Скраггер вспоминал. В Бендер-Деламе Касиги спас мне чертову жизнь, в этом можно не сомневаться. На борту корабля у Сирри он доказал, что не трус, и сегодня проявил себя как верный друг, ему совсем не нужно было вешать себе на шею все эти заботы и действовать так быстро, он мог заняться этим и завтра, и послезавтра, для него это было не важно.

Его глаза скользили по панели приборов и по картине за окном кабины, не отмечая никакой опасности ни внутри, ни снаружи; Киш скоро появится по правому борту. Он искоса посмотрел на Касиги, тот смотрел прямо перед собой – сильное, красивое лицо, чуть нахмуренное. Черт, старина, если ты не выполнишь свою часть уговора, Затаки, скорей всего, слетит с катушек! Но ее ты выполнить никак не можешь. Никак, старина, и мне так тяжело видеть, как ты просто сидишь тут, даже не напоминая мне о том, что я твой должник.

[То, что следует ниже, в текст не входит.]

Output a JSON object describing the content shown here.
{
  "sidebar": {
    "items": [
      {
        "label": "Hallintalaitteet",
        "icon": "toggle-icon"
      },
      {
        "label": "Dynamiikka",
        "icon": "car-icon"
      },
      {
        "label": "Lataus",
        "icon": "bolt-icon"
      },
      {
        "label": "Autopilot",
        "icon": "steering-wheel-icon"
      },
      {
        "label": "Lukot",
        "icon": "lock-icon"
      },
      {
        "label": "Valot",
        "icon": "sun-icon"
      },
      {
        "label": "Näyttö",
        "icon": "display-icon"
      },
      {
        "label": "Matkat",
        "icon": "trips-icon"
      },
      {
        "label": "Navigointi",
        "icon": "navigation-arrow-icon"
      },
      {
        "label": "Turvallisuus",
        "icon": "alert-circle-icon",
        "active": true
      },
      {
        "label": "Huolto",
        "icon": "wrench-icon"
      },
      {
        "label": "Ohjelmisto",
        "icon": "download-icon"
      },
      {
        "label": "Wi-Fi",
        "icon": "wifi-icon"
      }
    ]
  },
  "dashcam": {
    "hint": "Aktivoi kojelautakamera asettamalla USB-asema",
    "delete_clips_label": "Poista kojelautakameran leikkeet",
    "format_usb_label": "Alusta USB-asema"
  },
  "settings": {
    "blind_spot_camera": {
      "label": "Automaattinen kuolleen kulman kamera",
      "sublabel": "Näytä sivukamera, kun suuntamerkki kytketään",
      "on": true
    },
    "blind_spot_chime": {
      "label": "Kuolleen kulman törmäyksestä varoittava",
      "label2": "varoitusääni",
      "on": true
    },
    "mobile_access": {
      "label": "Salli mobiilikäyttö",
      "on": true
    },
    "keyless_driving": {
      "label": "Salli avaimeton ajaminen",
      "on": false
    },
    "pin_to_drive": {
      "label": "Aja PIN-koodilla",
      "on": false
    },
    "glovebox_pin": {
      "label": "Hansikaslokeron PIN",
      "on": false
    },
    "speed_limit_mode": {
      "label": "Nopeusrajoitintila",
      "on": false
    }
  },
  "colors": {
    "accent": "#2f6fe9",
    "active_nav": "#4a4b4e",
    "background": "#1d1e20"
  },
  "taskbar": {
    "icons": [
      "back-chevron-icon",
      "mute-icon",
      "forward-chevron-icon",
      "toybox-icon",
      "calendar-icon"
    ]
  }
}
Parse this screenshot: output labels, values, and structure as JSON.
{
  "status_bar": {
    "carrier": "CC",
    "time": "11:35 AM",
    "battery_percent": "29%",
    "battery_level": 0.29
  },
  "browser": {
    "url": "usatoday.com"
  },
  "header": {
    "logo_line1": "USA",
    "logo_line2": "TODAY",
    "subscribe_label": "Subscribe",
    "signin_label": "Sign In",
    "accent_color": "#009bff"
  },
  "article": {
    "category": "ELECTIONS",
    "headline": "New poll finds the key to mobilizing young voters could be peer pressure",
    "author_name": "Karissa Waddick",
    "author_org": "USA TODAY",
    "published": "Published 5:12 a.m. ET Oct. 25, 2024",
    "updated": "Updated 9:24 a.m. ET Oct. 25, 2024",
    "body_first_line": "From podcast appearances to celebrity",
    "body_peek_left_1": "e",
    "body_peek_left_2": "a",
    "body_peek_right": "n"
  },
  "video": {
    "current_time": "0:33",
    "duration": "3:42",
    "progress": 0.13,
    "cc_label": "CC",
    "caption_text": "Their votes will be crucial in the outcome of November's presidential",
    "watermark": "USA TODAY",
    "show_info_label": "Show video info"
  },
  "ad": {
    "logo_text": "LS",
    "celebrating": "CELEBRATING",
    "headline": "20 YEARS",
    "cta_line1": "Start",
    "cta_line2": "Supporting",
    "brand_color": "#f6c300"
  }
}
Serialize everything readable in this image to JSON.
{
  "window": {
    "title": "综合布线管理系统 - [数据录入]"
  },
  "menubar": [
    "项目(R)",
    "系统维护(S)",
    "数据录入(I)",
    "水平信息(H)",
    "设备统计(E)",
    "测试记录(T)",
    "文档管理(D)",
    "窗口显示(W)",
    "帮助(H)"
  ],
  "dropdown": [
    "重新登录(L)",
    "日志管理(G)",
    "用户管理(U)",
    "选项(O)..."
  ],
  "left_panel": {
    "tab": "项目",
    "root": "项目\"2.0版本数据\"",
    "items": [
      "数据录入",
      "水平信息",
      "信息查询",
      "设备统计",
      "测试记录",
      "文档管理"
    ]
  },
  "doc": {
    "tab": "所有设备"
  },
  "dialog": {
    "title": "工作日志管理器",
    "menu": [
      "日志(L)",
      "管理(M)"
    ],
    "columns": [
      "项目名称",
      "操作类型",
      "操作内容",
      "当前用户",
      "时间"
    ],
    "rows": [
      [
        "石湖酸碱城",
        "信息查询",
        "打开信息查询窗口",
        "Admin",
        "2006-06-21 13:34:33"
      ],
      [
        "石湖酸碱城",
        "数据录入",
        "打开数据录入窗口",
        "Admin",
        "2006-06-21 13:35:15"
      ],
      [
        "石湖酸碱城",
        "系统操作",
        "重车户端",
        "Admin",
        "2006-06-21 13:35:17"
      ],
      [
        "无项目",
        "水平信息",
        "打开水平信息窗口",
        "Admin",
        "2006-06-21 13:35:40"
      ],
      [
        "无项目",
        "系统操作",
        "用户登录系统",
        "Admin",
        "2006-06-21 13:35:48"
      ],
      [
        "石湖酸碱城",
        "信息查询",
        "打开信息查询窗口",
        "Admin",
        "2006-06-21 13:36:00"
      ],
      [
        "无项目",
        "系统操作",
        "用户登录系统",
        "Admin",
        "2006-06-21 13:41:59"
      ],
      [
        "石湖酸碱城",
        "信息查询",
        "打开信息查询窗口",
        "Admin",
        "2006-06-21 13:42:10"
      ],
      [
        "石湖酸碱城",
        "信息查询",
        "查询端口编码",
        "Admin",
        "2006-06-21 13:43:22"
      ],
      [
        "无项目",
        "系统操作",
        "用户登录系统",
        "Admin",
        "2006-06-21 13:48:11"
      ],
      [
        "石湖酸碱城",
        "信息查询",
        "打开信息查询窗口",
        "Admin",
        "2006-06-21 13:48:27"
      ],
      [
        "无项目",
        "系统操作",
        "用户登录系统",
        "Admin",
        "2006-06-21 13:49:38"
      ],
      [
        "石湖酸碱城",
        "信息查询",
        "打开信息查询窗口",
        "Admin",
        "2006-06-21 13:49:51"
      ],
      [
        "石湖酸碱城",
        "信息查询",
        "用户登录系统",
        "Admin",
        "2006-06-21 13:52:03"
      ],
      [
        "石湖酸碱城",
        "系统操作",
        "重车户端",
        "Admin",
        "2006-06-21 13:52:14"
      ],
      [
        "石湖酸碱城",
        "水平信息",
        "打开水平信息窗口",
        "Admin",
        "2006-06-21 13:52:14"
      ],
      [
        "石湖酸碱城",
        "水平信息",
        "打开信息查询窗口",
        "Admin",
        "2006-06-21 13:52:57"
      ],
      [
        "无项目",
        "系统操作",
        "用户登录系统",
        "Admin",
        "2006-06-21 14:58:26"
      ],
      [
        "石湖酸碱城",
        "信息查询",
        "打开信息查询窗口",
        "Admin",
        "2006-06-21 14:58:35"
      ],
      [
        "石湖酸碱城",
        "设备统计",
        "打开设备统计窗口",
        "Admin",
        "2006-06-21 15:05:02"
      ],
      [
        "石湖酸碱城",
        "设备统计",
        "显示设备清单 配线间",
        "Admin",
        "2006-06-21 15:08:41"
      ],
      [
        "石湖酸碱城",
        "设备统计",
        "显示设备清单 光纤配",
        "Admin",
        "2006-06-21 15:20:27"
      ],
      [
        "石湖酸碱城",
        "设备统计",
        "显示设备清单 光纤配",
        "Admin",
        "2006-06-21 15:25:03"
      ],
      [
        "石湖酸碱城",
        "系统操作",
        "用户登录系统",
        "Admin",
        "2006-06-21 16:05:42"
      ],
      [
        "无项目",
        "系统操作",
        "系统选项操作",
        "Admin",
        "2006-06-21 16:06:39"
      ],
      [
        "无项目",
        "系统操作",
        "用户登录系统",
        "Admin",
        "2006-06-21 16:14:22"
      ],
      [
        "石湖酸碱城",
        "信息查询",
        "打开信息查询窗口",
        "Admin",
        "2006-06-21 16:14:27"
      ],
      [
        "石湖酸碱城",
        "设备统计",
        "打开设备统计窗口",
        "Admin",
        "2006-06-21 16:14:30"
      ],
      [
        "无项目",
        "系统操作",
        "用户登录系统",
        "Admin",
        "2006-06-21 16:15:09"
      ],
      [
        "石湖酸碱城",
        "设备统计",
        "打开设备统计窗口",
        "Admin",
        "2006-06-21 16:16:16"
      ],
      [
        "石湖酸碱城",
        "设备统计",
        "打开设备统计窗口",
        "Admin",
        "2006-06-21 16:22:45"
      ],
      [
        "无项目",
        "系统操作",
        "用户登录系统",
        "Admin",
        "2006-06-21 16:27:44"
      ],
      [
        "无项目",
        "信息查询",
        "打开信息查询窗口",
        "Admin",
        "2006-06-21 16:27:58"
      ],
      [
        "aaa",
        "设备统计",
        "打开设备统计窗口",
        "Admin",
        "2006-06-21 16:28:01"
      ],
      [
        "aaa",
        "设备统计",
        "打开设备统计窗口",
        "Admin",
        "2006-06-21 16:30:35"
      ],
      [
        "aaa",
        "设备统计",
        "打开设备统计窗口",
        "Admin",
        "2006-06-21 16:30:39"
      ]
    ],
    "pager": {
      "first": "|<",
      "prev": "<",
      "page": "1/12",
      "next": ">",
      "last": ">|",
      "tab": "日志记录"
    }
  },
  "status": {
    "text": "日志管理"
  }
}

– Киш, говорит HST. Иду на траверзе Киша, высота триста.

– Киш. Держитесь на трехстах. У вас по курсу два борта направлением на восток, высота три тысячи.

– Вижу их. – Это были истребители. Он показал на них Касиги, который их не заметил. – F14-e, вероятно, с базы в Бендер-Аббасе, – сказал он. Касиги не ответил, лишь кивнул, и от этого Скраггеру стало еще хуже. Минуты тянулись. Под ровный гул двигателей они летели дальше.

Потом Скраггер принял решение, ненавидя себя за него.

– Извините, – хмуро бросил он, – но вам придется подождать до Эль-Шаргаза. Энди Гаваллан сможет помочь, я не могу.

– Он сможет помочь? В чем? Как? В чем проблема?

Помолчав, Скраггер произнес:

– Если кто и сможет помочь, так это он. Давайте на этом и остановимся, дружище.

Касиги услышал окончательность ответа, но отбросил ее и решил какое-то время выждать; мозг его гудел от новых сигналов тревоги. То, что Скраггер не угодил в его ловушку и не рассказал ему свой секрет, заставило его уважать пилота еще больше. Только это его не извиняет, думал Касиги, чувствуя, как в нем закипает ярость. Он сказал мне достаточно, чтобы меня предупредить, теперь мое дело выведать все остальное. Значит, Гаваллан – ключ ко всему? К чему?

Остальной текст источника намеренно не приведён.